"Let books be your dining table, / And you shall be full of delights. / Let them be your
And you shall sleep restful nights" (St. Ephraim the Syrian).

Tuesday, July 19, 2011

Christianity and Hellenism

Nearly a decade ago now, I first read Georges Florovsky on idea of the Hellenization of Christianity (see, inter alia, vol. 12 of his Collected Works) vs. the Christianization of Hellenism. This is a topic of perennial interest as a conference on the theme last summer at St. Vladimir's Seminary would indicate.

Early next year, a new book will be published to continue looking at this relationship:

Yannis Papadogiannakis, Christianity and Hellenism in the Fifth-Century Greek East: Theodoret's Apologetics against the Greeks in Context (Hellenic Studies Series) (2012, 200pp.).

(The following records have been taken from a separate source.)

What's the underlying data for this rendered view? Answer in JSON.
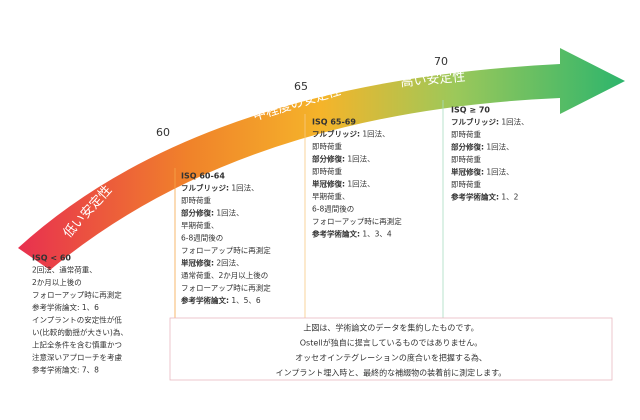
{
  "arrow": {
    "labels": [
      "低い安定性",
      "中程度の安定性",
      "高い安定性"
    ],
    "marks": [
      "60",
      "65",
      "70"
    ]
  },
  "columns": [
    {
      "title": "ISQ < 60",
      "lines": [
        {
          "text": "2回法、通常荷重、"
        },
        {
          "text": "2か月以上後の"
        },
        {
          "text": "フォローアップ時に再測定"
        },
        {
          "text": "参考学術論文: 1、6"
        },
        {
          "text": "インプラントの安定性が低"
        },
        {
          "text": "い(比較的動揺が大きい)為、"
        },
        {
          "text": "上記全条件を含む慎重かつ"
        },
        {
          "text": "注意深いアプローチを考慮"
        },
        {
          "text": "参考学術論文: 7、8"
        }
      ]
    },
    {
      "title": "ISQ 60-64",
      "lines": [
        {
          "label": "フルブリッジ:",
          "text": " 1回法、"
        },
        {
          "text": "即時荷重"
        },
        {
          "label": "部分修復:",
          "text": " 1回法、"
        },
        {
          "text": "早期荷重、"
        },
        {
          "text": "6-8週間後の"
        },
        {
          "text": "フォローアップ時に再測定"
        },
        {
          "label": "単冠修復:",
          "text": " 2回法、"
        },
        {
          "text": "通常荷重、2か月以上後の"
        },
        {
          "text": "フォローアップ時に再測定"
        },
        {
          "label": "参考学術論文:",
          "text": " 1、5、6"
        }
      ]
    },
    {
      "title": "ISQ 65-69",
      "lines": [
        {
          "label": "フルブリッジ:",
          "text": " 1回法、"
        },
        {
          "text": "即時荷重"
        },
        {
          "label": "部分修復:",
          "text": " 1回法、"
        },
        {
          "text": "即時荷重"
        },
        {
          "label": "単冠修復:",
          "text": " 1回法、"
        },
        {
          "text": "早期荷重、"
        },
        {
          "text": "6-8週間後の"
        },
        {
          "text": "フォローアップ時に再測定"
        },
        {
          "label": "参考学術論文:",
          "text": " 1、3、4"
        }
      ]
    },
    {
      "title": "ISQ ≥ 70",
      "lines": [
        {
          "label": "フルブリッジ:",
          "text": " 1回法、"
        },
        {
          "text": "即時荷重"
        },
        {
          "label": "部分修復:",
          "text": " 1回法、"
        },
        {
          "text": "即時荷重"
        },
        {
          "label": "単冠修復:",
          "text": " 1回法、"
        },
        {
          "text": "即時荷重"
        },
        {
          "label": "参考学術論文:",
          "text": " 1、2"
        }
      ]
    }
  ],
  "note": {
    "lines": [
      "上図は、学術論文のデータを集約したものです。",
      "Ostellが独自に提言しているものではありません。",
      "オッセオインテグレーションの度合いを把握する為、",
      "インプラント埋入時と、最終的な補綴物の装着前に測定します。"
    ]
  }
}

About this book, the publisher tells us:
This book—the first full-length study of the “last and most beautiful” apology against paganism, Theodoret’s Therapeutic for Hellenic Maladies—combines close readings of the text with detailed analysis of Theodoret’s arguments against Greek religion, philosophy, and culture and the ways in which that Greek influence interacts with other diverse ideas, practices, and developments in the fifth-century Roman empire.
The book’s larger underlying themes—the continuing debate between Christianity and Hellenism, and the relationship between classical and Christian literature—offer insights into more general late Roman and early Byzantine religious and cultural attitudes and issues, including the relations between pagan and Christian paideia, the cult of the martyrs, and the role of Christianity in the Roman empire.